The next known ferry crossings was downstream at Erbistock where the same river conditions occur. At Erbistock the winch and steps for the ferry can still be seen at the Boat Inn. Upstream from Cysyllte the next early crossing of the River Dee takes place at Llangollen where a bridge has been in existence since at least the 13th century built by the Bishop, John Trevor. The present bridge is estimated to date back to 1500, with major repairs in 1656 and an additional span being added in 1863 to accommodate the age of steam and coming of the railway.
The ferry crossing at Cysyllte may well have once been in a Coracle type craft. Welsh coracles were oval in shape and very similar to half a walnut shell, the structure made from a framework of split and interwoven willow rods are tied with willow bark. The outer layer was animal skin such as horse or bullocks hide with a thin layer of tar to make it fully water proof.

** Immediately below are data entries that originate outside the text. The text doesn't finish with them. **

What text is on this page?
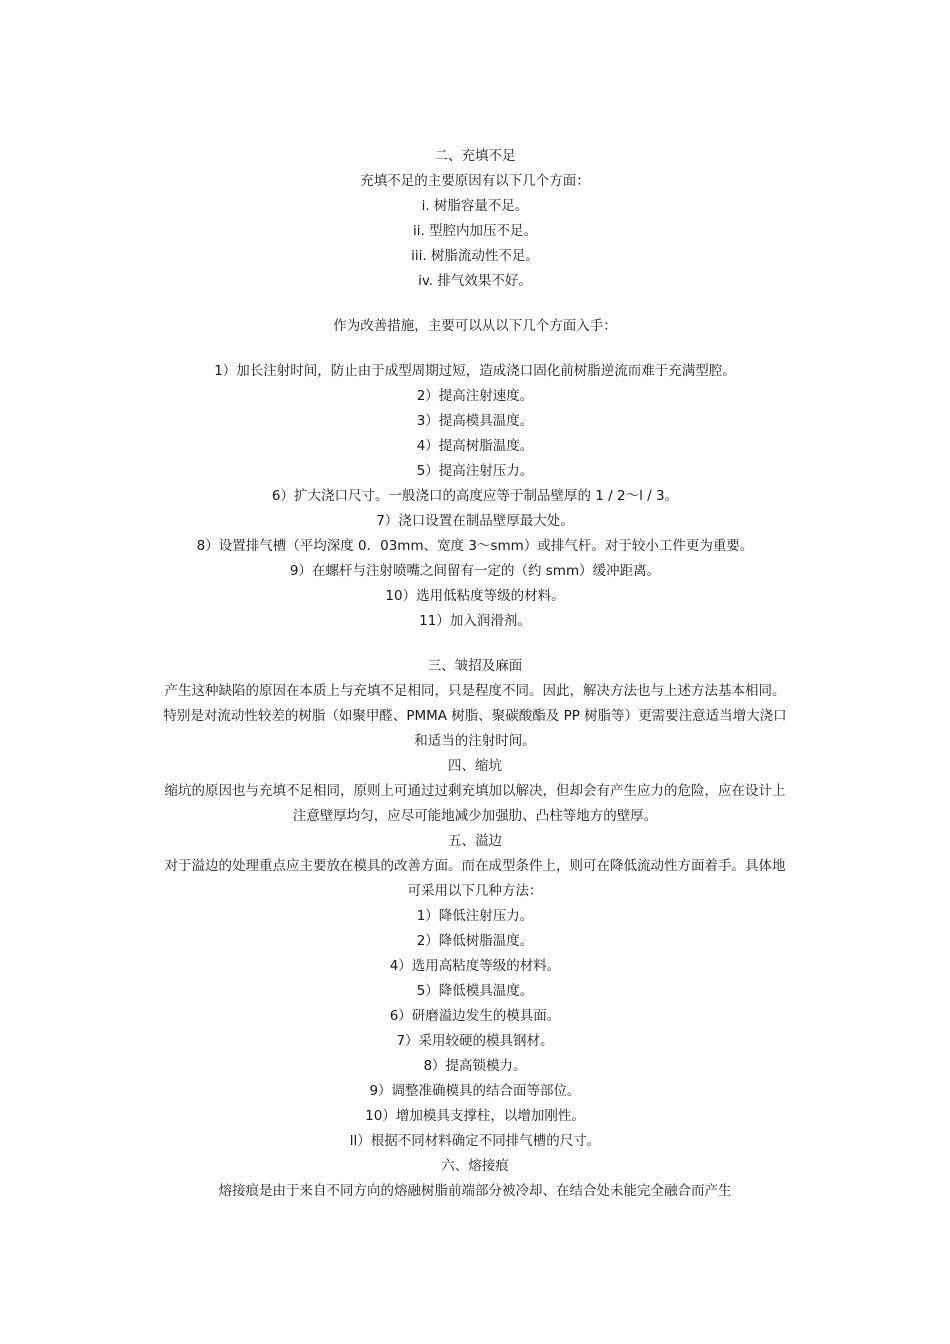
二、充填不足
充填不足的主要原因有以下几个方面：
i. 树脂容量不足。
ii. 型腔内加压不足。
iii. 树脂流动性不足。
iv. 排气效果不好。
作为改善措施，主要可以从以下几个方面入手：
1）加长注射时间，防止由于成型周期过短，造成浇口固化前树脂逆流而难于充满型腔。
2）提高注射速度。
3）提高模具温度。
4）提高树脂温度。
5）提高注射压力。
6）扩大浇口尺寸。一般浇口的高度应等于制品壁厚的 1 / 2～l / 3。
7）浇口设置在制品壁厚最大处。
8）设置排气槽（平均深度 0．03mm、宽度 3～smm）或排气杆。对于较小工件更为重要。
9）在螺杆与注射喷嘴之间留有一定的（约 smm）缓冲距离。
10）选用低粘度等级的材料。
11）加入润滑剂。
三、皱招及麻面
产生这种缺陷的原因在本质上与充填不足相同，只是程度不同。因此，解决方法也与上述方法基本相同。
特别是对流动性较差的树脂（如聚甲醛、PMMA 树脂、聚碳酸酯及 PP 树脂等）更需要注意适当增大浇口
和适当的注射时间。
四、缩坑
缩坑的原因也与充填不足相同，原则上可通过过剩充填加以解决，但却会有产生应力的危险，应在设计上
注意壁厚均匀，应尽可能地减少加强肋、凸柱等地方的壁厚。
五、溢边
对于溢边的处理重点应主要放在模具的改善方面。而在成型条件上，则可在降低流动性方面着手。具体地
可采用以下几种方法：
1）降低注射压力。
2）降低树脂温度。
4）选用高粘度等级的材料。
5）降低模具温度。
6）研磨溢边发生的模具面。
7）采用较硬的模具钢材。
8）提高锁模力。
9）调整准确模具的结合面等部位。
10）增加模具支撑柱，以增加刚性。
ll）根据不同材料确定不同排气槽的尺寸。
六、熔接痕
熔接痕是由于来自不同方向的熔融树脂前端部分被冷却、在结合处未能完全融合而产生
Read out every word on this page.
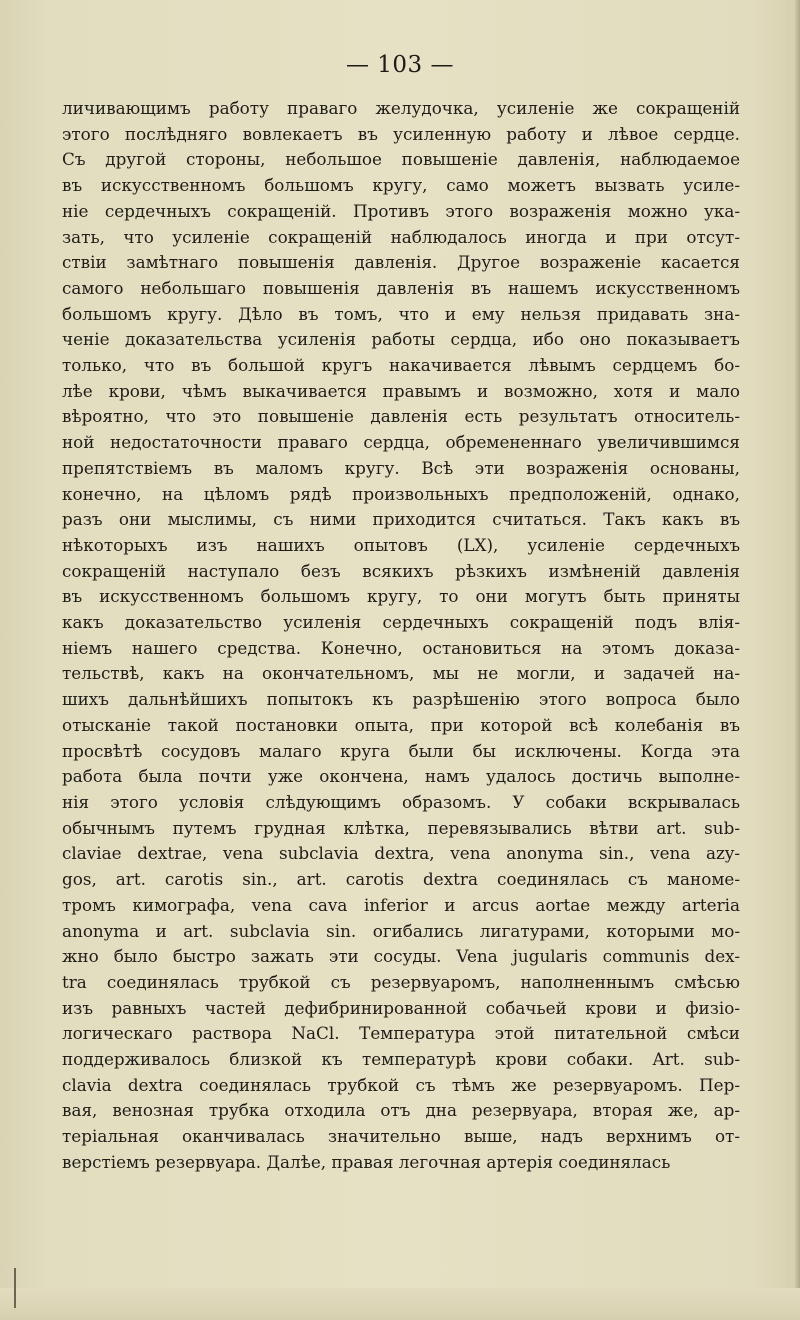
— 103 —
личивающимъ работу праваго желудочка, усиленіе же сокращеній
этого послѣдняго вовлекаетъ въ усиленную работу и лѣвое сердце.
Съ другой стороны, небольшое повышеніе давленія, наблюдаемое
въ искусственномъ большомъ кругу, само можетъ вызвать усиле-
ніе сердечныхъ сокращеній. Противъ этого возраженія можно ука-
зать, что усиленіе сокращеній наблюдалось иногда и при отсут-
ствіи замѣтнаго повышенія давленія. Другое возраженіе касается
самого небольшаго повышенія давленія въ нашемъ искусственномъ
большомъ кругу. Дѣло въ томъ, что и ему нельзя придавать зна-
ченіе доказательства усиленія работы сердца, ибо оно показываетъ
только, что въ большой кругъ накачивается лѣвымъ сердцемъ бо-
лѣе крови, чѣмъ выкачивается правымъ и возможно, хотя и мало
вѣроятно, что это повышеніе давленія есть результатъ относитель-
ной недостаточности праваго сердца, обремененнаго увеличившимся
препятствіемъ въ маломъ кругу. Всѣ эти возраженія основаны,
конечно, на цѣломъ рядѣ произвольныхъ предположеній, однако,
разъ они мыслимы, съ ними приходится считаться. Такъ какъ въ
нѣкоторыхъ изъ нашихъ опытовъ (LX), усиленіе сердечныхъ
сокращеній наступало безъ всякихъ рѣзкихъ измѣненій давленія
въ искусственномъ большомъ кругу, то они могутъ быть приняты
какъ доказательство усиленія сердечныхъ сокращеній подъ влія-
ніемъ нашего средства. Конечно, остановиться на этомъ доказа-
тельствѣ, какъ на окончательномъ, мы не могли, и задачей на-
шихъ дальнѣйшихъ попытокъ къ разрѣшенію этого вопроса было
отысканіе такой постановки опыта, при которой всѣ колебанія въ
просвѣтѣ сосудовъ малаго круга были бы исключены. Когда эта
работа была почти уже окончена, намъ удалось достичь выполне-
нія этого условія слѣдующимъ образомъ. У собаки вскрывалась
обычнымъ путемъ грудная клѣтка, перевязывались вѣтви art. sub-
claviae dextrae, vena subclavia dextra, vena anonyma sin., vena azy-
gos, art. carotis sin., art. carotis dextra соединялась съ маноме-
тромъ кимографа, vena cava inferior и arcus aortae между arteria
anonyma и art. subclavia sin. огибались лигатурами, которыми мо-
жно было быстро зажать эти сосуды. Vena jugularis communis dex-
tra соединялась трубкой съ резервуаромъ, наполненнымъ смѣсью
изъ равныхъ частей дефибринированной собачьей крови и физіо-
логическаго раствора NaCl. Температура этой питательной смѣси
поддерживалось близкой къ температурѣ крови собаки. Art. sub-
clavia dextra соединялась трубкой съ тѣмъ же резервуаромъ. Пер-
вая, венозная трубка отходила отъ дна резервуара, вторая же, ар-
теріальная оканчивалась значительно выше, надъ верхнимъ от-
верстіемъ резервуара. Далѣе, правая легочная артерія соединялась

The craft are keel-less and flat bottom to evenly spread the weight of the boat and load reducing the draft and the subsequently required depth of water – often to only a few inches, making it ideal for use on rivers.
They are also an effective fishing vessel because, when powered by a skilled person, they hardly disturb the water or the fish, and can easily be maneuvered with one arm, while the other arm tends a net.
Another important aspect to the Welsh Coracle is that it can be carried on the back by one person.
Built for use in the streams and rivers of Wales and other parts of Britain and Ireland, the coracle has seen use for centuries, having been noted by Julius Caesar in his invasion of Britain in the first century BC.
Here we have a picture from of Richard Roberts fly fishing in 1890 at the “Salmon Pool” just upstream of Pont Cysyllte in 1890. The Roberts family lived in the locality for many generations and Richard was a friend of RF Graesser who often fished with him in his coracle.
The Pont Cysyllte, stone bridge was builtin the 1690s on solid bed rock just downstream of where the ferry once crossed. The bridge is constructed with tough and resilient sand stone that has withstood the test of time and erosion by the mighty River Dee.
The freestone mother quarries fromwhere the sandstone was hewn were once out crops to be found to the north of the bridge in the high ridge of the hill from which Cefn Mawr gets its name.
The bridge was later substantially rebuilt in the 18th century, again with stone from the same quarries. This then helped support, and convey the supply stone for the much larger construction of the Pontcysyllte Aqueduct from 1795 to 1805.
Froncysyllte takes its name as the hill that overlooks Cysyllte, i.e. the hill overlooking the strip of land jutting into the river Dee. The elements in the place name are Fron (hill) and Cysyllte.
Cefn Mawr and surrounding villages of the Cefn, Froncysyllte, Trevor, Rhosymedre, Acrefair were largely borne out of the early industrial revolution with the construction of the Pontcysyllte Aqueduct and arrival of the canal. Until the arrival of the canal and the construction of the Pontcysyllte Aqueduct, the local population was small, mainly supported by farming and crofting, small scale quarrying and limited iron working.
With the construction of the Pontcysyllte Aqueduct and arrival of the canal there was a great increase in the local population and the poorer agricultural land, i.e. the hilly rocky slopes of the Cefn Mawr ridge where set aside as common ground to accommodate the increased work force. The Cefn Common is clearly marked on the map for the canal dated 1795. The Cefn Common was surrounded by the Plas Kynaston Estate which retained occupation of the more fertile and arable land and fields.